I get it. Many of us find ourselves in a major financial crisis, with almost no ability to work or reliably plan for the future. And the stresses of distancing impact us on so many levels – emotionally, spiritually, physically and practically. (Among other things, I’d love to be able to freely offer a hug to any of you reading this now …)
With this backdrop, a clear, black-and-white, simplistic explanation – especially as it might involve a “conspiracy” – about COVID and the circumstances surrounding how the powers-that-be are dealing with it (or, for that matter, might manipulate it for some nefarious advantage) understandably has a LOT of appeal. All the more so because we’ve seen ample evidence over time of the faults and avarice of the pharmaceutical industry and for-profit medical machine.
Yet this does not warrant abandoning our critical thought or consigning an entire body of disciplined investigative journalism and scientific inquiry to the status of “fake news”. Dismissing an entire body of inquiry as MSM (main stream media) might be tempting as a way to confirm cherished beliefs – and to grossly oversimplify a truly gnarly human crisis – but it is facile, extremely divisive, and ultimately dangerous.

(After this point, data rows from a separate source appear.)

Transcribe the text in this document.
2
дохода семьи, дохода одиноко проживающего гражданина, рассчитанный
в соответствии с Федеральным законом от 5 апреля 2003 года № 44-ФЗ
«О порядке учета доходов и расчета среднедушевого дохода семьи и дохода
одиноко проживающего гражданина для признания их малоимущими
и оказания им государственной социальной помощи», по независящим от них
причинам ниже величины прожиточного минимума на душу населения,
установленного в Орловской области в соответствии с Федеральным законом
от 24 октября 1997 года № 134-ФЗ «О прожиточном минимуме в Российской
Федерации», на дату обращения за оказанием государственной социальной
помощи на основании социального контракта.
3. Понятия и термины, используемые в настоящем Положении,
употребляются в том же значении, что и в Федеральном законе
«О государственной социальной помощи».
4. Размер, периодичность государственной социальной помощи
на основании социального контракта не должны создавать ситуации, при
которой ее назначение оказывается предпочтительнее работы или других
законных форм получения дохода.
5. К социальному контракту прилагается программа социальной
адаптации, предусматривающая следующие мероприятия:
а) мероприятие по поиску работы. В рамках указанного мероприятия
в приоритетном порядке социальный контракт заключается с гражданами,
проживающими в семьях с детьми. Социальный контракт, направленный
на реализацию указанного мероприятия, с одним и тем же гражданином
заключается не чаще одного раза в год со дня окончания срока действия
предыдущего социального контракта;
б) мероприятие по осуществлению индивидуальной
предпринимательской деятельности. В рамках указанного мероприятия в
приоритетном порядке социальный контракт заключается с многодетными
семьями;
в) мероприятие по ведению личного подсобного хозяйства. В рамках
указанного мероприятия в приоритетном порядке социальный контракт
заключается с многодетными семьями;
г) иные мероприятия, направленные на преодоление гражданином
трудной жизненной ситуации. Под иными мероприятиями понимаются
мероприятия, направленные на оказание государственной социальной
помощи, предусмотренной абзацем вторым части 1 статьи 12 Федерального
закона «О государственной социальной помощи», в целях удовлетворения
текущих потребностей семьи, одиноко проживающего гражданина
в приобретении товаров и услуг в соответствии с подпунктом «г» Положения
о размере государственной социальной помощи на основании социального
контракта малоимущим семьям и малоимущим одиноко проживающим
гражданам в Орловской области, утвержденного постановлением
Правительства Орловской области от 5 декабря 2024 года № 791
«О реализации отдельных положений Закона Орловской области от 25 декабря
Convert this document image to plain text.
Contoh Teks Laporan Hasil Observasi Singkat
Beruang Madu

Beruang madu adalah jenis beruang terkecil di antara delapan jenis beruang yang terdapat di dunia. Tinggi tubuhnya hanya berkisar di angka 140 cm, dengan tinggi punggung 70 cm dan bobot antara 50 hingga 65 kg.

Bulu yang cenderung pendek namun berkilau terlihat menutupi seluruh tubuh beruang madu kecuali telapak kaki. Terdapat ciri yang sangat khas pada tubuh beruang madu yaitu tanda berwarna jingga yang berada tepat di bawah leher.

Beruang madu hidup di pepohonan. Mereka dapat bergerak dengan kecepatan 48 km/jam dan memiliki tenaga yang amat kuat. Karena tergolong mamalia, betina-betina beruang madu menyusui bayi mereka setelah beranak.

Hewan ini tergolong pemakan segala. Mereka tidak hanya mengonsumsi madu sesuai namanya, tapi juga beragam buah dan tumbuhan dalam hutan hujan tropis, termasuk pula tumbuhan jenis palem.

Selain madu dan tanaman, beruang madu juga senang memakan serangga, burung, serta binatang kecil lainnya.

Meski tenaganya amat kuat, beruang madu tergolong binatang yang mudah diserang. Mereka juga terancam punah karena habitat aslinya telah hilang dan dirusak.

The characterization of journalism as the “Lügenpresse” in the Germany from which my grandfather and his family fled in 1933 was pivotal in cementing fascism there. Such a characterization is dangerously dividing us here in a time when we – more than anything – need to look out for one another.
May we remember that the greatest enemy we face – in many ways greater than the virus itself, which seeks only to replicate itself indefinitely – is polarization itself.
If you’ve read this far, you have my deep gratitude. I send my love out to you all.